The implementation uses a lightweight approval workflow:

// TypeScript: Self-evolution controller
interface IdentityUpdate {
  agentId: string;
  targetFile: 'SOUL.md' | 'IDENTITY.md';
  diff: string;
  changeType: 'value' | 'expertise' | 'working_style';
  confidence: number;
  justification: string;
}

async function proposeIdentityUpdate(update: IdentityUpdate) {
  // Working style changes with high confidence auto-merge
  if (update.targetFile === 'IDENTITY.md' &&
      update.changeType === 'working_style' &&
      update.confidence > 0.85) {
    await applyDiff(update);
    await commitToGit(`[AUTO] ${update.agentId} identity update`);
    return;
  }

  // Value changes or SOUL.md edits require human review
  await createPullRequest({
    title: `[PENDING] Identity change for ${update.agentId}`,
    body: update.justification,
    diff: update.diff,
  });
}

This isn't autonomous self-modification — it's structured learning. The agent suggests, the system validates, humans approve boundary changes. Over six months, our Lead agent's IDENTITY.md grew from 40 lines to 180 lines, but its decision consistency improved from 68% to 94% alignment with senior engineer judgments.

The Lead-Worker Dynamic

Multi-agent orchestration fails when every agent tries to be the smartest in the room. We enforce specialization through identity constraints:

The Lead's SOUL.md includes orchestration primitives: task decomposition, priority assessment, agent capability matching, and conflict resolution. It knows it doesn't write code; it delegates. The Coder's identity explicitly forbids architectural decisions affecting other services — it executes within boundaries set by the Lead.

This creates natural routing without complex DAG engines. When a Researcher encounters a bug in the codebase, its identity file contains: IF found_implementation_bug THEN escalate_to Lead, do not fix. No hand-coded routing logic required — the agent's identity determines the control flow.

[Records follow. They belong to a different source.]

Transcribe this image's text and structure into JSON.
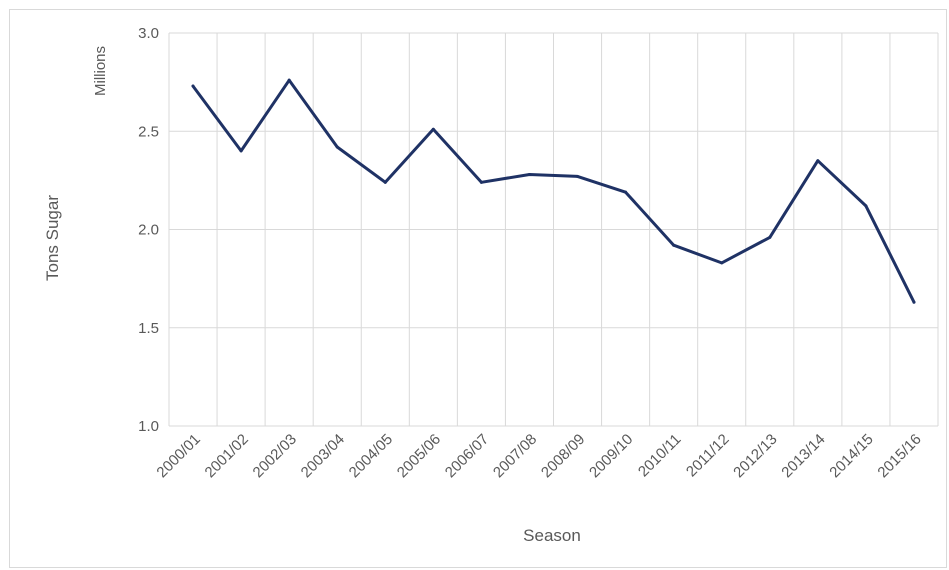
{
  "chart_data": {
    "type": "line",
    "title": "",
    "xlabel": "Season",
    "ylabel": "Tons Sugar",
    "y_unit_label": "Millions",
    "ylim": [
      1.0,
      3.0
    ],
    "y_ticks": [
      "1.0",
      "1.5",
      "2.0",
      "2.5",
      "3.0"
    ],
    "y_tick_values": [
      1.0,
      1.5,
      2.0,
      2.5,
      3.0
    ],
    "grid": true,
    "legend": "none",
    "line_color": "#1f3265",
    "grid_color": "#d9d9d9",
    "categories": [
      "2000/01",
      "2001/02",
      "2002/03",
      "2003/04",
      "2004/05",
      "2005/06",
      "2006/07",
      "2007/08",
      "2008/09",
      "2009/10",
      "2010/11",
      "2011/12",
      "2012/13",
      "2013/14",
      "2014/15",
      "2015/16"
    ],
    "series": [
      {
        "values": [
          2.73,
          2.4,
          2.76,
          2.42,
          2.24,
          2.51,
          2.24,
          2.28,
          2.27,
          2.19,
          1.92,
          1.83,
          1.96,
          2.35,
          2.12,
          1.63
        ]
      }
    ]
  }
}
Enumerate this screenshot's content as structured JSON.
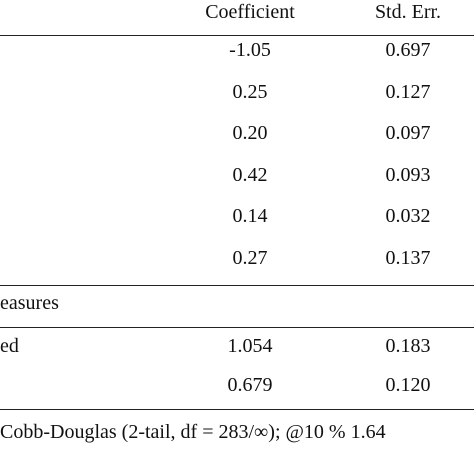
{
  "table": {
    "header": {
      "coefficient": "Coefficient",
      "std_err": "Std. Err."
    },
    "rows": [
      {
        "coefficient": "-1.05",
        "std_err": "0.697"
      },
      {
        "coefficient": "0.25",
        "std_err": "0.127"
      },
      {
        "coefficient": "0.20",
        "std_err": "0.097"
      },
      {
        "coefficient": "0.42",
        "std_err": "0.093"
      },
      {
        "coefficient": "0.14",
        "std_err": "0.032"
      },
      {
        "coefficient": "0.27",
        "std_err": "0.137"
      }
    ],
    "section": {
      "title": "easures",
      "rows": [
        {
          "label": "ed",
          "coefficient": "1.054",
          "std_err": "0.183"
        },
        {
          "coefficient": "0.679",
          "std_err": "0.120"
        }
      ]
    },
    "note": "Cobb-Douglas (2-tail, df = 283/∞); @10 % 1.64"
  }
}
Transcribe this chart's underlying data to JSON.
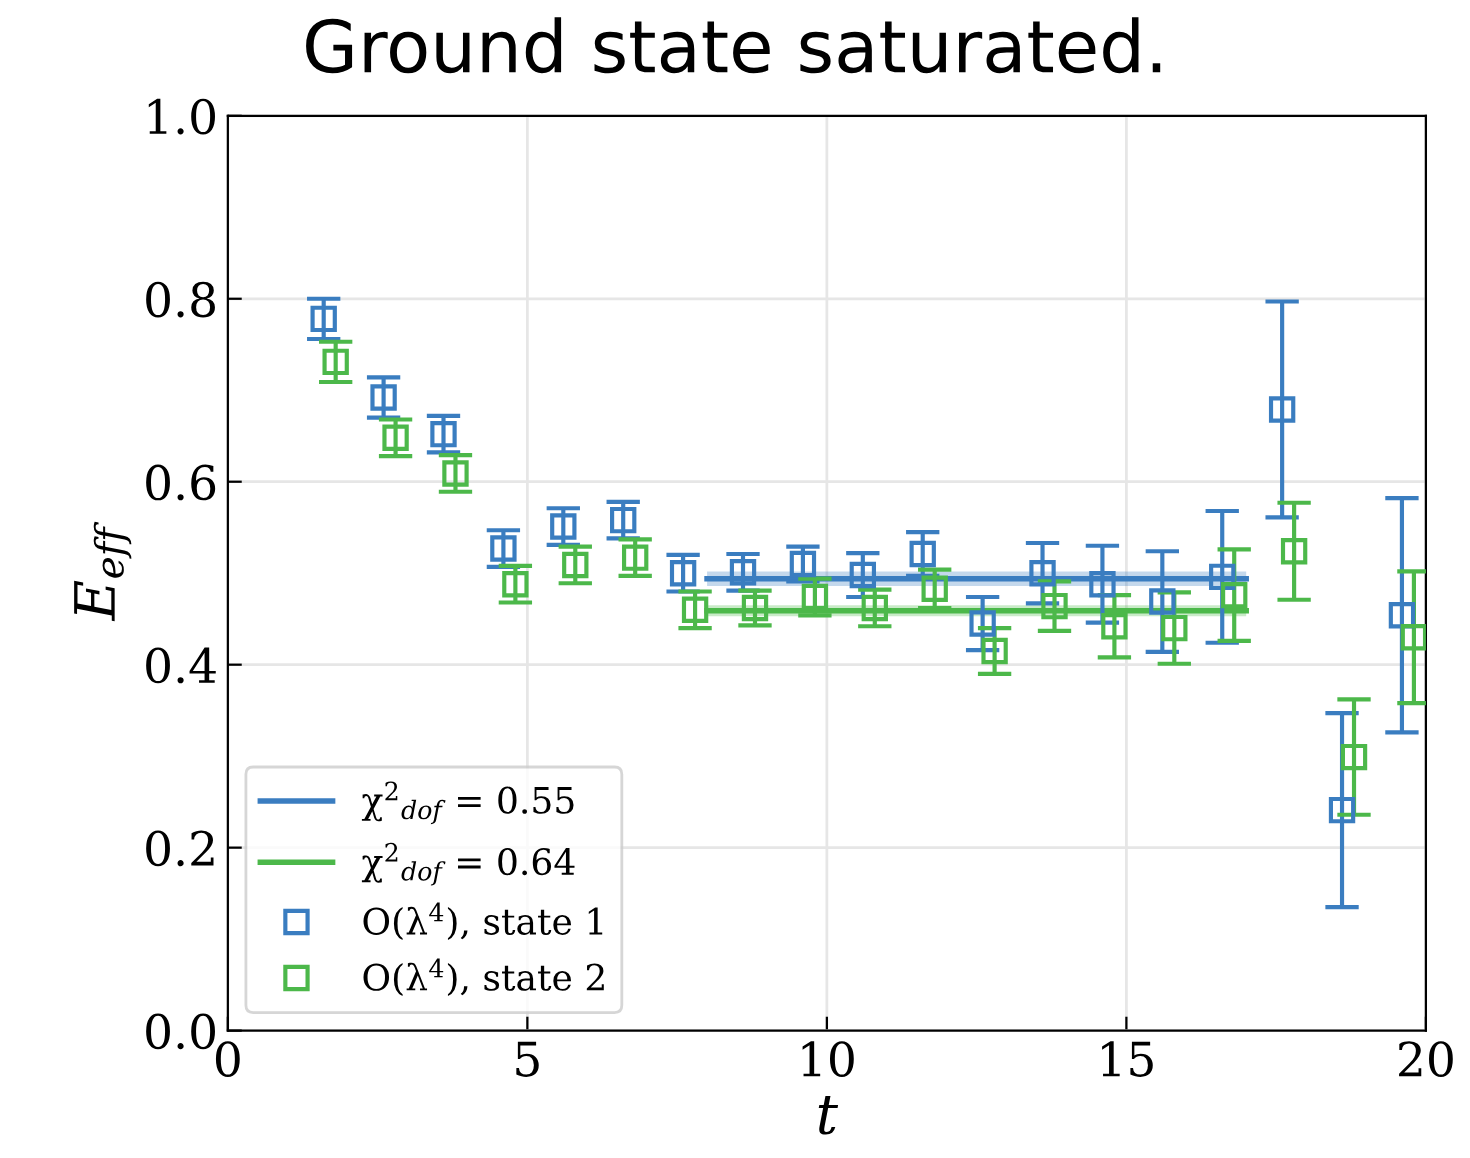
{
  "chart_data": {
    "type": "scatter",
    "title": "Ground state saturated.",
    "xlabel": "t",
    "ylabel": "E$_{eff}$",
    "xlim": [
      0,
      20
    ],
    "ylim": [
      0.0,
      1.0
    ],
    "xticks": [
      0,
      5,
      10,
      15,
      20
    ],
    "yticks": [
      {
        "value": 0.0,
        "label": "0.0"
      },
      {
        "value": 0.2,
        "label": "0.2"
      },
      {
        "value": 0.4,
        "label": "0.4"
      },
      {
        "value": 0.6,
        "label": "0.6"
      },
      {
        "value": 0.8,
        "label": "0.8"
      },
      {
        "value": 1.0,
        "label": "1.0"
      }
    ],
    "grid": true,
    "legend": "bottom left",
    "marker": "square",
    "series": [
      {
        "name": "χ$^{2}$$_{dof}$ = 0.55",
        "type": "line",
        "color": "#3a7dc0",
        "x": [
          8,
          17
        ],
        "values": [
          0.494,
          0.494
        ],
        "lower": [
          0.486,
          0.486
        ],
        "upper": [
          0.502,
          0.502
        ],
        "marker": "none",
        "line_style": "solid"
      },
      {
        "name": "χ$^{2}$$_{dof}$ = 0.64",
        "type": "line",
        "color": "#4cb84a",
        "x": [
          8,
          17
        ],
        "values": [
          0.459,
          0.459
        ],
        "lower": [
          0.453,
          0.453
        ],
        "upper": [
          0.465,
          0.465
        ],
        "marker": "none",
        "line_style": "solid"
      },
      {
        "name": "O(λ$^{4}$), state 1",
        "color": "#3a7dc0",
        "x": [
          1.6,
          2.6,
          3.6,
          4.6,
          5.6,
          6.6,
          7.6,
          8.6,
          9.6,
          10.6,
          11.6,
          12.6,
          13.6,
          14.6,
          15.6,
          16.6,
          17.6,
          18.6,
          19.6
        ],
        "values": [
          0.778,
          0.692,
          0.652,
          0.527,
          0.551,
          0.558,
          0.5,
          0.501,
          0.51,
          0.498,
          0.521,
          0.445,
          0.5,
          0.488,
          0.469,
          0.496,
          0.679,
          0.241,
          0.454
        ],
        "errors": [
          0.022,
          0.022,
          0.02,
          0.02,
          0.02,
          0.02,
          0.02,
          0.02,
          0.019,
          0.024,
          0.024,
          0.029,
          0.033,
          0.042,
          0.055,
          0.072,
          0.118,
          0.106,
          0.128
        ]
      },
      {
        "name": "O(λ$^{4}$), state 2",
        "color": "#4cb84a",
        "x": [
          1.8,
          2.8,
          3.8,
          4.8,
          5.8,
          6.8,
          7.8,
          8.8,
          9.8,
          10.8,
          11.8,
          12.8,
          13.8,
          14.8,
          15.8,
          16.8,
          17.8,
          18.8,
          19.8
        ],
        "values": [
          0.731,
          0.648,
          0.609,
          0.488,
          0.509,
          0.517,
          0.46,
          0.462,
          0.474,
          0.462,
          0.483,
          0.415,
          0.464,
          0.442,
          0.44,
          0.476,
          0.524,
          0.299,
          0.43
        ],
        "errors": [
          0.022,
          0.02,
          0.02,
          0.02,
          0.02,
          0.02,
          0.02,
          0.019,
          0.02,
          0.02,
          0.021,
          0.025,
          0.027,
          0.034,
          0.039,
          0.05,
          0.053,
          0.063,
          0.072
        ]
      }
    ]
  }
}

Anti-Patterns and Edge Cases

We've learned these failure modes the hard way:

The Micromanaged Identity: Specifying every possible decision in SOUL.md creates agents that can't adapt to novel situations. We limit SOUL.md to 5-7 core values and 10-12 behavioral directives. Everything else belongs in IDENTITY.md where it's mutable.
The Vague Identity: "Be professional" is worse than no identity. It's unenforceable and untestable. Every directive must be observable: "Use sentence case for commit messages" is verifiable; "write good commits" is not.
Identity Bloat: After 3 months of self-evolution, one agent's IDENTITY.md hit 4k tokens, consuming 15% of the context window. We now implement quarterly identity compaction — archiving learnings over 90 days old to a history file.

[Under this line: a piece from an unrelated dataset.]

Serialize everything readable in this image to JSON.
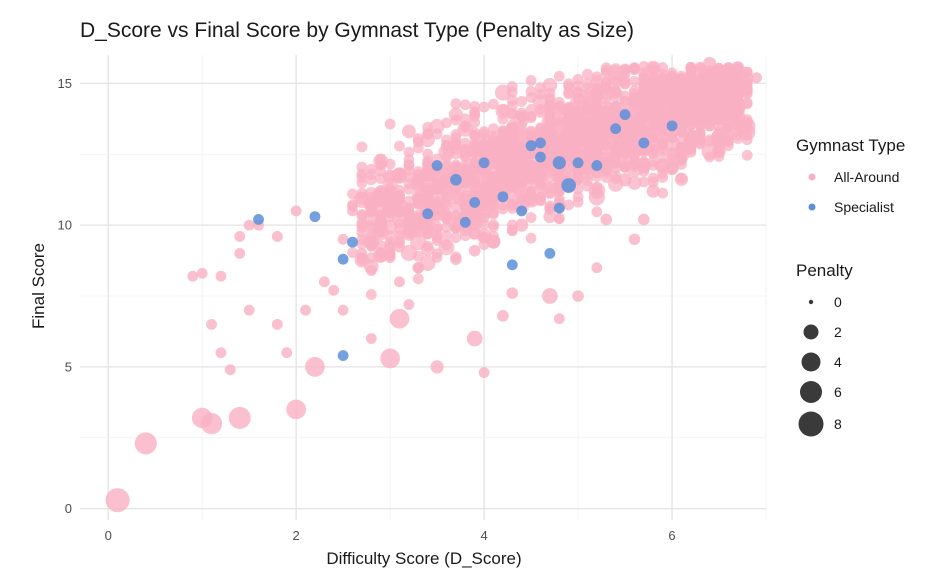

Git Conflicts in Self-Editing: When multiple agents share a base template and edit their individual IDENTITY.md files simultaneously, merging upstream template updates becomes merge-hell. We solve this by making IDENTITY.md a generated file — composed from an immutable base template plus an agent-specific delta file. The delta is what the agent edits; the composite is what gets loaded into context.

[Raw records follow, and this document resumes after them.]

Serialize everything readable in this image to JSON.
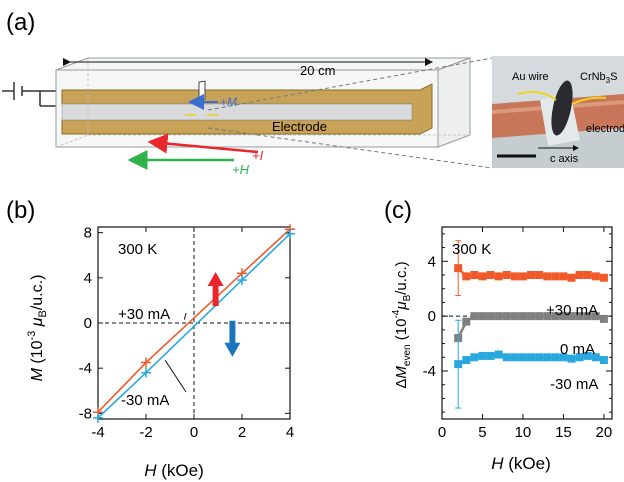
{
  "panel_a": {
    "label": "(a)",
    "length_label": "20 cm",
    "magnetization_label": "+M",
    "electrode_label": "Electrode",
    "current_label": "+I",
    "field_label": "+H",
    "photo": {
      "au_wire_label": "Au wire",
      "sample_label_prefix": "CrNb",
      "sample_sub_1": "3",
      "sample_label_suffix": "S",
      "electrode_label": "electrode",
      "axis_label": "c axis"
    },
    "colors": {
      "current_arrow": "#e8262b",
      "field_arrow": "#2fb24a",
      "magnetization_arrow": "#3a6fd0",
      "electrode_fill": "#c7a257"
    }
  },
  "panel_b": {
    "label": "(b)",
    "temperature": "300 K",
    "annotation_plus": "+30 mA",
    "annotation_minus": "-30 mA",
    "xlabel_var": "H",
    "xlabel_unit": " (kOe)",
    "ylabel_var": "M",
    "ylabel_unit_pre": " (10",
    "ylabel_exp": "-3",
    "ylabel_mu": " μ",
    "ylabel_sub": "B",
    "ylabel_unit_post": "/u.c.)",
    "x_ticks": [
      "-4",
      "-2",
      "0",
      "2",
      "4"
    ],
    "y_ticks": [
      "-8",
      "-4",
      "0",
      "4",
      "8"
    ],
    "colors": {
      "plus_30": "#f05a28",
      "minus_30": "#29a8e0",
      "up_arrow": "#e8262b",
      "down_arrow": "#1b75bc"
    }
  },
  "panel_c": {
    "label": "(c)",
    "temperature": "300 K",
    "annotation_plus": "+30 mA",
    "annotation_zero": "0 mA",
    "annotation_minus": "-30 mA",
    "xlabel_var": "H",
    "xlabel_unit": " (kOe)",
    "ylabel_delta": "Δ",
    "ylabel_var": "M",
    "ylabel_sub": "even",
    "ylabel_unit_pre": " (10",
    "ylabel_exp": "-4",
    "ylabel_mu": "μ",
    "ylabel_sub2": "B",
    "ylabel_unit_post": "/u.c.)",
    "x_ticks": [
      "0",
      "5",
      "10",
      "15",
      "20"
    ],
    "y_ticks": [
      "-4",
      "0",
      "4"
    ],
    "colors": {
      "plus_30": "#f05a28",
      "zero": "#808080",
      "minus_30": "#29a8e0"
    }
  },
  "chart_data": [
    {
      "type": "line",
      "panel": "(b)",
      "xlabel": "H (kOe)",
      "ylabel": "M (10^-3 μB/u.c.)",
      "xlim": [
        -4,
        4
      ],
      "ylim": [
        -8.5,
        8.5
      ],
      "annotations": [
        "300 K",
        "+30 mA",
        "-30 mA"
      ],
      "series": [
        {
          "name": "+30 mA",
          "color": "#f05a28",
          "x": [
            -4,
            -2,
            2,
            4
          ],
          "y": [
            -7.9,
            -3.5,
            4.4,
            8.3
          ]
        },
        {
          "name": "-30 mA",
          "color": "#29a8e0",
          "x": [
            -4,
            -2,
            2,
            4
          ],
          "y": [
            -8.4,
            -4.4,
            3.8,
            7.9
          ]
        }
      ]
    },
    {
      "type": "line",
      "panel": "(c)",
      "xlabel": "H (kOe)",
      "ylabel": "ΔM_even (10^-4 μB/u.c.)",
      "xlim": [
        0,
        21
      ],
      "ylim": [
        -7.5,
        6.5
      ],
      "annotations": [
        "300 K",
        "+30 mA",
        "0 mA",
        "-30 mA"
      ],
      "series": [
        {
          "name": "+30 mA",
          "color": "#f05a28",
          "x": [
            2,
            3,
            4,
            5,
            6,
            7,
            8,
            9,
            10,
            11,
            12,
            13,
            14,
            15,
            16,
            17,
            18,
            19,
            20
          ],
          "y": [
            3.5,
            2.9,
            3.0,
            2.9,
            3.0,
            2.9,
            3.0,
            2.9,
            2.9,
            3.0,
            3.0,
            2.9,
            2.9,
            2.9,
            2.8,
            3.0,
            3.0,
            2.9,
            2.8
          ],
          "error_first": 2.0
        },
        {
          "name": "0 mA",
          "color": "#808080",
          "x": [
            2,
            3,
            4,
            5,
            6,
            7,
            8,
            9,
            10,
            11,
            12,
            13,
            14,
            15,
            16,
            17,
            18,
            19,
            20
          ],
          "y": [
            -1.6,
            -0.4,
            0.0,
            0.0,
            0.0,
            0.0,
            0.0,
            0.0,
            0.0,
            0.0,
            0.0,
            0.0,
            0.0,
            0.0,
            0.0,
            0.0,
            0.0,
            0.0,
            -0.2
          ],
          "error_first": 0.0
        },
        {
          "name": "-30 mA",
          "color": "#29a8e0",
          "x": [
            2,
            3,
            4,
            5,
            6,
            7,
            8,
            9,
            10,
            11,
            12,
            13,
            14,
            15,
            16,
            17,
            18,
            19,
            20
          ],
          "y": [
            -3.5,
            -3.2,
            -3.0,
            -2.9,
            -2.9,
            -2.8,
            -3.0,
            -3.0,
            -3.0,
            -3.0,
            -3.0,
            -3.0,
            -3.0,
            -3.0,
            -3.1,
            -3.0,
            -2.9,
            -3.0,
            -3.2
          ],
          "error_first": 3.2
        }
      ]
    }
  ]
}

Context Window Pressure: In long-running sessions, the combination of SOUL.md + IDENTITY.md + conversation history can exceed limits. We prioritize: keep SOUL.md in full, summarize IDENTITY.md to recent entries + key values, and never truncate the current task context. If compression is needed, archive older conversation turns before touching identity files.

Implementation Checklist

Ready to implement identity architecture? Start here:

Create agents/{agent_id}/SOUL.md with core values and evolution rules
Copy the appropriate template to IDENTITY.md and customize expertise domains
Load both files into system prompt context before user messages
Implement the proposeIdentityUpdate handler with your git workflow
Set up metrics tracking to validate that identity changes improve performance
Schedule quarterly reviews to compact identity files and audit evolution logs

The result? Agents that know who they are, what they do, and how they've failed before. Specialists that don't drift into each other's lanes. A codebase where git log agents/ shows you exactly how your AI workforce is maturing.

That's the difference between hiring generalists and building a team.